Any of us could face the possibility at some time of standing at the bedside of a loved one who is in a comatose or vegetative state, without any hope of recovery and dependent on artificial life support. That such patients are no longer able to convey their wishes as to the health care they want, including any treatment to prolong life, can place a heavy burden on relatives.
Any one of us, too, could be the patient in the bed, dependent for our best interests on agreement between family and doctors as to whether life-prolonging measures should be continued, or whether they no longer serve any useful humane purpose, and may indeed cause unnecessary suffering.
This dilemma is as old as modern medicine. The ultimate arbiter of any moral and ethical conflict between the sanctity of life and compassion - for example the wishes of the family and the medical realities - is the law, which forbids euthanasia.
It can help everyone, including the law, if the patients' wishes are known - expressed in advance in the form of directions about health care if and when they no longer have the capacity to make decisions. In Hong Kong, however, even then the family may oppose these wishes. Nor is a doctor necessarily protected from legal action if he follows them, although he may appeal to higher authority.
The Law Reform Commission report issued yesterday on decisions about medical treatment for people who are comatose or in a vegetative state, or terminally ill, does not propose radical changes such as more legal protection for doctors treating them. It has still run into flak from both the medical profession and patients' rights groups, a reminder that the subject is ethically and culturally sensitive.
Nonetheless, any initiative that seeks to remove some of the uncertainties from a difficult situation for family and doctor is to be welcomed. The commission's report amounts to a proposal that patients can leave a kind of will giving a written directive in advance about the health care they want if they are one day incapable of making decisions.
The commission recommends a model form of directive at this stage rather than a version prescribed by legislation, to give the community time to come to terms with the concept.
People may already give such advance directions, which are recognised as valid if they are clear and untainted by the suggestion of incapacity or undue influence. But the lack of an agreed form in which they should be set out can present difficulties for both patient and doctor.
A standard form of directive is only a small step towards addressing fundamental issues of the right to live and the right to die with dignity.

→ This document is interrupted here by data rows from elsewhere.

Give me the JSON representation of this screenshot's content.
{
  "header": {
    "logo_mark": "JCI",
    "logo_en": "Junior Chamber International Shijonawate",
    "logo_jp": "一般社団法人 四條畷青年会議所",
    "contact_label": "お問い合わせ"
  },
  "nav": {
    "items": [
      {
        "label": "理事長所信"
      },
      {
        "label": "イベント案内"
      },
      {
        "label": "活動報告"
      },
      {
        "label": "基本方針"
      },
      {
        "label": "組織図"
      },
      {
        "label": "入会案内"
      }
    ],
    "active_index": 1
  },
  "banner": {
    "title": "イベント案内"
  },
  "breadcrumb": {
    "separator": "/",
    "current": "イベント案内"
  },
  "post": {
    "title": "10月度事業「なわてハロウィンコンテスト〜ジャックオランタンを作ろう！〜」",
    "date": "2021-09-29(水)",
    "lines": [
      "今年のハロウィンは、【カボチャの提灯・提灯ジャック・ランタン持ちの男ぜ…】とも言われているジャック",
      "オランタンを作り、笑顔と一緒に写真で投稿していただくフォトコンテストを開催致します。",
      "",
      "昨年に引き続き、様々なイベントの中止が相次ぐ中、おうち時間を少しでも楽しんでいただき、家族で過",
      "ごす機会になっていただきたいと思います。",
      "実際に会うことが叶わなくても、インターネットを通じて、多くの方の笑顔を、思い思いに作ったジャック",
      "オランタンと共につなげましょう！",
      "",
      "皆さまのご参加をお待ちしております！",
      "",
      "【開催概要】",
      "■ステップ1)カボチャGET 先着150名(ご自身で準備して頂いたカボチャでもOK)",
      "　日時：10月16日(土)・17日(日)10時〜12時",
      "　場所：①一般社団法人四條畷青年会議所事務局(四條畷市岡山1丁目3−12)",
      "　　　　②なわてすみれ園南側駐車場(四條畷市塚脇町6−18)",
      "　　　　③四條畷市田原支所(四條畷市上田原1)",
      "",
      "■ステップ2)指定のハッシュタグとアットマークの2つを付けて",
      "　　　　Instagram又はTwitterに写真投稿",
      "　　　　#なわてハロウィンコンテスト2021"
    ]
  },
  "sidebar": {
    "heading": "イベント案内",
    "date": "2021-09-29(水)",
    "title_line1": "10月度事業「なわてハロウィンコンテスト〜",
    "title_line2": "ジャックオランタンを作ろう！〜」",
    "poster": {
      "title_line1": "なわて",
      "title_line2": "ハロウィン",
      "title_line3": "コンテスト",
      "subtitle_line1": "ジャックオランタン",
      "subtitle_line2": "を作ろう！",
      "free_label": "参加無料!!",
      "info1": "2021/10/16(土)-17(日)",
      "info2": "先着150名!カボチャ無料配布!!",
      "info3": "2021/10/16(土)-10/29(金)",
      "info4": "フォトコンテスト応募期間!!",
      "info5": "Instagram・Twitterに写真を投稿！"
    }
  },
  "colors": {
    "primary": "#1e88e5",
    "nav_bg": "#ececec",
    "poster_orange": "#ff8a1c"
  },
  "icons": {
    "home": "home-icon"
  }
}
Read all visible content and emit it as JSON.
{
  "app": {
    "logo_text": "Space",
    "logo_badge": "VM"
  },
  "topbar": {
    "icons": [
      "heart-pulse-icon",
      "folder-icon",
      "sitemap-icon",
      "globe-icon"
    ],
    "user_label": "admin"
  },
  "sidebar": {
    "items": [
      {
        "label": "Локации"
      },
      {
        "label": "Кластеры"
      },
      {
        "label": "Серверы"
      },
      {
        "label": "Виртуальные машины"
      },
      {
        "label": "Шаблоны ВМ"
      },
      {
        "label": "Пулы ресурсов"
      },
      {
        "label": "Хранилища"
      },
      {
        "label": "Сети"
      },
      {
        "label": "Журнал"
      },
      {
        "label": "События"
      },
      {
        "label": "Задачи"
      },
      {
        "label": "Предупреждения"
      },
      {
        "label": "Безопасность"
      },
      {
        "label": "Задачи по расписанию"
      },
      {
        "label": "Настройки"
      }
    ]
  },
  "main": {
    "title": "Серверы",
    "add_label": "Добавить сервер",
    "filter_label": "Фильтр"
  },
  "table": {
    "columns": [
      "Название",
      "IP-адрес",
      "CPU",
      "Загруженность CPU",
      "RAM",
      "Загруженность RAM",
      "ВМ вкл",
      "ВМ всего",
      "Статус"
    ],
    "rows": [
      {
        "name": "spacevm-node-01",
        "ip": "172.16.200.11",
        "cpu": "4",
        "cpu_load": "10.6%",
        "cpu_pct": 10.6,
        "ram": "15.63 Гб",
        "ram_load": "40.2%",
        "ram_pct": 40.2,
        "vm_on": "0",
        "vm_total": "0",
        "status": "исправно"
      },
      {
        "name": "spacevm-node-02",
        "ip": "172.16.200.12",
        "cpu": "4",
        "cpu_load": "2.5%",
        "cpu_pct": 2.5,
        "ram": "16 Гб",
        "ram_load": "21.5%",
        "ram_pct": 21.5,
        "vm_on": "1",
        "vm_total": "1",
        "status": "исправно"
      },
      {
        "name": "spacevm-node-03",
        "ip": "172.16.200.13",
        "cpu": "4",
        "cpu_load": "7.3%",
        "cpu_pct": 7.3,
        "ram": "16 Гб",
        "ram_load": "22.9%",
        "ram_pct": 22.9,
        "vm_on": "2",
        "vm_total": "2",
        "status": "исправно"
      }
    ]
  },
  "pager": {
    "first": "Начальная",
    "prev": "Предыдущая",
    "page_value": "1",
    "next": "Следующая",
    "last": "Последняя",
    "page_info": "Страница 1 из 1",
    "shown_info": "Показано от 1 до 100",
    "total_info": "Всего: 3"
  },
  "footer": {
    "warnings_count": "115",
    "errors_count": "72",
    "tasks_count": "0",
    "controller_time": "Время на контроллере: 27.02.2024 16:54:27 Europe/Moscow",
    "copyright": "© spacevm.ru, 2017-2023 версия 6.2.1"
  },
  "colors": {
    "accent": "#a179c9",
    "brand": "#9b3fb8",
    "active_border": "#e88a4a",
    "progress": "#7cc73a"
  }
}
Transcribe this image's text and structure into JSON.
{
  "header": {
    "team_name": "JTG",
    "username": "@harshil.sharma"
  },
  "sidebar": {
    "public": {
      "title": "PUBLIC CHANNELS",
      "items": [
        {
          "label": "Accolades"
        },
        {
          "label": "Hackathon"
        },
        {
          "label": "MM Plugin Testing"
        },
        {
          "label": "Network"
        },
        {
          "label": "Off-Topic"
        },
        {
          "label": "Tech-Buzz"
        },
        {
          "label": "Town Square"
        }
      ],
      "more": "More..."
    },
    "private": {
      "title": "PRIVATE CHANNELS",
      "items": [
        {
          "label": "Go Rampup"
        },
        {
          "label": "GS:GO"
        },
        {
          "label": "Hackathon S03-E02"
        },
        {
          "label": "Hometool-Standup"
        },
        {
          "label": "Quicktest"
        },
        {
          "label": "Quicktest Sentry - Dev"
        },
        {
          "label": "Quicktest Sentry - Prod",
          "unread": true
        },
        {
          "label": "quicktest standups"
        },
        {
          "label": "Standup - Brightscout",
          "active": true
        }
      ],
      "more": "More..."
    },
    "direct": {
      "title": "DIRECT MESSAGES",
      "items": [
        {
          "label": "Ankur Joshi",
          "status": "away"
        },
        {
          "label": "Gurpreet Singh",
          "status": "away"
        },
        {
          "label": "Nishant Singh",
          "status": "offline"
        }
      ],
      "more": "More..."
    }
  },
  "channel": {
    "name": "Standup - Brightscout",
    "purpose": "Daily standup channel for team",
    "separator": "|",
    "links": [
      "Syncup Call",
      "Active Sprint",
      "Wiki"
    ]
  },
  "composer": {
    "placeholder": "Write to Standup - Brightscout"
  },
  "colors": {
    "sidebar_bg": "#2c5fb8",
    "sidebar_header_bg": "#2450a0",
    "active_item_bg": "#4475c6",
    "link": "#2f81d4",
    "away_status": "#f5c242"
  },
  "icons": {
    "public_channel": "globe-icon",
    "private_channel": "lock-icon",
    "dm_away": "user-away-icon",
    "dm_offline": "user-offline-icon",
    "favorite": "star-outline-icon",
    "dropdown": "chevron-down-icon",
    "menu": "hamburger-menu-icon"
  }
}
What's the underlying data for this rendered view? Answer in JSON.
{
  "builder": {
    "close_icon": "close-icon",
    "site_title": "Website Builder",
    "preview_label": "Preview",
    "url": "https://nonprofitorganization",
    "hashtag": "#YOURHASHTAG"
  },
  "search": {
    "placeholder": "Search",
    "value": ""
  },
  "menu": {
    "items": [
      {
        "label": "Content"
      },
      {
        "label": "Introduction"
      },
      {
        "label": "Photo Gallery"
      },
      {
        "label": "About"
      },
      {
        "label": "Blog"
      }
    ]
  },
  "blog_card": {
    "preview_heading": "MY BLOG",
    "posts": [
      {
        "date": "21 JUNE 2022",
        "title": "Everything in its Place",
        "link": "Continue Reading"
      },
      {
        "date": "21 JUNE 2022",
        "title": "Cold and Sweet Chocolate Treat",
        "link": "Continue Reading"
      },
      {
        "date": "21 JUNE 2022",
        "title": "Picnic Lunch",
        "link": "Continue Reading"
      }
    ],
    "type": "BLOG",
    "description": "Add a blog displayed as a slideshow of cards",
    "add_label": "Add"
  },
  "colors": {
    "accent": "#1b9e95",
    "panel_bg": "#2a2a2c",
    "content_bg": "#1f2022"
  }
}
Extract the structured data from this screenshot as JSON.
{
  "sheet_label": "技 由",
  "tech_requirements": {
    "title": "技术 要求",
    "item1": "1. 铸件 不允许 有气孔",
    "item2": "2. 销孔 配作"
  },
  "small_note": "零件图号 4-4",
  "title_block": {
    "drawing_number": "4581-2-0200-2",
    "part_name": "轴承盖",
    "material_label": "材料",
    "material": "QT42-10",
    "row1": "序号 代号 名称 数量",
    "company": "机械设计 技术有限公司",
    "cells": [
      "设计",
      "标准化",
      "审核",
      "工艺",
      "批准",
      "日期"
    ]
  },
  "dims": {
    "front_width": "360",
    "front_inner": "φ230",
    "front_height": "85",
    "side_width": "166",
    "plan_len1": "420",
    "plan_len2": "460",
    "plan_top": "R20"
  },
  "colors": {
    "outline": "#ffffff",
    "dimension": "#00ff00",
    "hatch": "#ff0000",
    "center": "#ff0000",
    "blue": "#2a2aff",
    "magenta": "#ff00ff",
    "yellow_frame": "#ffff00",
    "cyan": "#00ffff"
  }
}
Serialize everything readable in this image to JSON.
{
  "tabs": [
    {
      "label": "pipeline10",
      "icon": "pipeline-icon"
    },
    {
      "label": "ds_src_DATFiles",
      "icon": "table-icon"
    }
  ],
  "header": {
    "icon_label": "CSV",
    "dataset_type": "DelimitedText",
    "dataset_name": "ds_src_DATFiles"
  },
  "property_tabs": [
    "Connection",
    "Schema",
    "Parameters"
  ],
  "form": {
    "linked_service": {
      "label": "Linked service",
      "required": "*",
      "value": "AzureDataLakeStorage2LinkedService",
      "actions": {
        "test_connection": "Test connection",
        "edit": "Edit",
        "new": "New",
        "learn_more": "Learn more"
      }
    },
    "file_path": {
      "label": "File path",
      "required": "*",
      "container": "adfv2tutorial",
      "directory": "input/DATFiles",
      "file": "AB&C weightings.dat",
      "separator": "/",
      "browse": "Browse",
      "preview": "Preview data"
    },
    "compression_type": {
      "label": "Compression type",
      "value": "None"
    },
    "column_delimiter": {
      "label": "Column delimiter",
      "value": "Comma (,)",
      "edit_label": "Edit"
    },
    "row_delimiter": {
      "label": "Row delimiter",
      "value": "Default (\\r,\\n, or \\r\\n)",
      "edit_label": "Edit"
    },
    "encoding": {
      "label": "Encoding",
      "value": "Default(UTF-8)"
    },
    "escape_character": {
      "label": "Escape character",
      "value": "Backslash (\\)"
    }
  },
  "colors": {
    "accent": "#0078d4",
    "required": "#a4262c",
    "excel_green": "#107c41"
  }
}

But such a document might have made a big difference, for example, to the seven-year legal battle over the widely publicised case last year of the severely brain-damaged American woman, Terri Schiavo. In the end, a judge relied on her husband's testimony - not documentary evidence - that she had expressed a wish not to have treatment that would prolong life in a vegetative state, despite her parents' objections.
The commission recommends sensible safeguards, including appropriate witnesses to advance directives and a person's right to revoke them at any time. It believes that if the form is correctly completed, an individual can be reasonably assured that their wishes will be carried out.
The idea is an improvement for both doctors and patients that could also have educational value on an issue about which most people know little until they are confronted with it. But it is important to emphasise the voluntary nature of it. Any suggestion of compulsion or persuasion would give rise to moral and ethical concerns.
Since such directives might exist for many years during which personal circumstances may change, they may be more convincing evidence of a patient's wishes if they have to be reaffirmed from time to time.